I think the cursor object should be immutable, just like all other parts of an Automerge document. Therefore, I suggest that when you call getCursorAt you get an Automerge.Cursor object representing that position at that point in time, but that cursor will not be updated as the document changes.

I might have to DM you a question from time to time

No problem!

geoffreylitt commented 3 years ago

I'm trying to build a text editor with Automerge that supports inline comments referencing spans in the text. For my use case I think I could just use marker objects to denote where comments start/end (because comments don't combine with each other like formatting rules do), but it still seemed slightly more natural to store the cursors outside the text itself, which brought me to this issue.

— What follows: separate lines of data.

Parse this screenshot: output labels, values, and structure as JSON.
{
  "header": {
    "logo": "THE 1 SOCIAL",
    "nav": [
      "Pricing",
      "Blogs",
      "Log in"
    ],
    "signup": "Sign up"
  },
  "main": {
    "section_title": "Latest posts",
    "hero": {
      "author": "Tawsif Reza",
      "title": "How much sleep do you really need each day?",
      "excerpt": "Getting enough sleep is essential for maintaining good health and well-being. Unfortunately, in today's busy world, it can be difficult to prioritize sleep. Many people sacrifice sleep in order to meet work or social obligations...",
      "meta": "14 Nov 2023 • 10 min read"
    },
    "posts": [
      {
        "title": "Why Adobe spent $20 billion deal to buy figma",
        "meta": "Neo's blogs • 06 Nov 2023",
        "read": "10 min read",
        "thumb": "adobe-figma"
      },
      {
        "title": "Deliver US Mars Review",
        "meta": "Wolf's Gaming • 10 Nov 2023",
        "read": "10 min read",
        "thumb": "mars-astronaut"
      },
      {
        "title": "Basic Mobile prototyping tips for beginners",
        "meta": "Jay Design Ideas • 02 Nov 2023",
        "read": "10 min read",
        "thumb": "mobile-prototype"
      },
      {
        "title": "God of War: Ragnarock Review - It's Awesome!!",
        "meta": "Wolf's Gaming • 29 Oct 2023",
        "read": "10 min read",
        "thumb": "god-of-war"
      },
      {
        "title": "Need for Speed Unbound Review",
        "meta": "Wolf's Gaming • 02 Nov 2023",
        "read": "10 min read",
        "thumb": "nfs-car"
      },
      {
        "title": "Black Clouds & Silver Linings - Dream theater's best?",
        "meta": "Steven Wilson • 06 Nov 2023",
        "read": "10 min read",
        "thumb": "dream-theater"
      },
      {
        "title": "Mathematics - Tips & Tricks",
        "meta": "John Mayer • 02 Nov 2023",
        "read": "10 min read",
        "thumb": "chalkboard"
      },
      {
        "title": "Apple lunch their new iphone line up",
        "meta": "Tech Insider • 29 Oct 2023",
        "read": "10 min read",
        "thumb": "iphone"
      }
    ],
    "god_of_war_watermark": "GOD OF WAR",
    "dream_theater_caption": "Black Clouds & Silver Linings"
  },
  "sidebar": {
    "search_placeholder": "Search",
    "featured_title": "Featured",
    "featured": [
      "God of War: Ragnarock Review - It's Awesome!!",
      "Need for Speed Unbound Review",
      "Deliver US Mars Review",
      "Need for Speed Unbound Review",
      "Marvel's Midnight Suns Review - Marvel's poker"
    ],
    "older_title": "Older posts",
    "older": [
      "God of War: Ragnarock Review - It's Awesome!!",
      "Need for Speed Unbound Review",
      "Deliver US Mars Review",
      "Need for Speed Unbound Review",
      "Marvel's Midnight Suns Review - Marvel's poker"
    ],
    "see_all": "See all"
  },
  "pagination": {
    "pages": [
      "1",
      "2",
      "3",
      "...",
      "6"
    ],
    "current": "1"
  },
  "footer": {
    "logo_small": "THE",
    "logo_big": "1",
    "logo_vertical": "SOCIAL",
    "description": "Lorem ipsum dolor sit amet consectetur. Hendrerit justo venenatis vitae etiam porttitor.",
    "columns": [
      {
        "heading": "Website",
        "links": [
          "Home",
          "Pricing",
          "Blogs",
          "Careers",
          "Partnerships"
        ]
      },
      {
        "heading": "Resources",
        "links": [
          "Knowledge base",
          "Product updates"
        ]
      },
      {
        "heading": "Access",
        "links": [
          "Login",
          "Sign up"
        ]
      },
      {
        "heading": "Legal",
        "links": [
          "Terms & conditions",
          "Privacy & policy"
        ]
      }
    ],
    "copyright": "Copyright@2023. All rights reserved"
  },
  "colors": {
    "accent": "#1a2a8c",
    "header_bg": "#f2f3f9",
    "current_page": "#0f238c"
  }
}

If no one else has worked on this, I'd be quite interested in attempting an implementation, but I have a few questions. Sorry if these don't make sense as I'm still learning the codebase.

First, @ept I was curious if you had thoughts on how to efficiently keep cursors updated? Assuming no changes to the backend, it seems to me that the simplest approach would be something like: each cursor stores an elem ID. Whenever the text changes, search for the elemID in the new elems list, and save that new index in the cursor. But this is O(n), as discussed in #198. I could imagine fancier approaches like "when 3 characters get inserted before the cursor, increment its index by 3" -- that sounds error-prone given my lack of knowledge, but maybe could work?

Second, for the JSON serialization of the cursor in the doc, would it make sense to just expose the integer index as the only information and keep the elem ID as a private implementation detail? Or is the ID considered part of the public interface?

Third -- are there any examples of existing classes in the codebase that would most closely resemble Cursor? Maybe a simple object like Counter?

ept commented 3 years ago

Hi @geoffreylitt, sorry for the delayed reply, I've been on vacation. Great to hear that you're looking into this.

I also like the approach of having a cursor store an elemID, but this raises the challenge of updating the index when the text changes, as you correctly point out. The O(n) search might be worth trying in the first instance, since it's so simple and for short documents it may well perform well enough. If it's too slow, we can replace the linear search with a more sophisticated data structure.

Here is a sketch of a data structure that can efficiently convert elemIDs to indexes. Break up the text into chunks of approximate equal size. For each chunk, construct a Bloom filter containing the elemIDs in that chunk, and store the number of characters in that chunk. To get the index for an elemID:

function elemIDtoIndex(elemID) {
  let prevChunks = 0
  for (let chunk of chunks) {
    if (chunk.bloomFilter.matches(elemID)) {
      const chunkIndex = chunk.elemIDs.indexOf(elemID) // returns -1 if not found
      if (chunkIndex >= 0) {
        return prevChunks + chunkIndex
      }
    }
    prevChunks += chunk.numChars
  }
}

To insert a character into the document, insert it into the appropriate chunk; if the chunk size exceeds some limit, break it into two adjacent chunks of approximately equal size. Similarly after deleting a character, merge two adjacent chunks into one if they get smaller than some lower bound. This is still technically O(n), but it should be much faster, since we can skip over most of the chunks and only need to scan the elemIDs in one chunk (or occasionally a few chunks due to Bloom filter false positives). Essentially this gives us a two-level tree (chunks are the upper level, individual characters the lower level); it could be generalised into a multi-level B-tree, which would make it O(log n).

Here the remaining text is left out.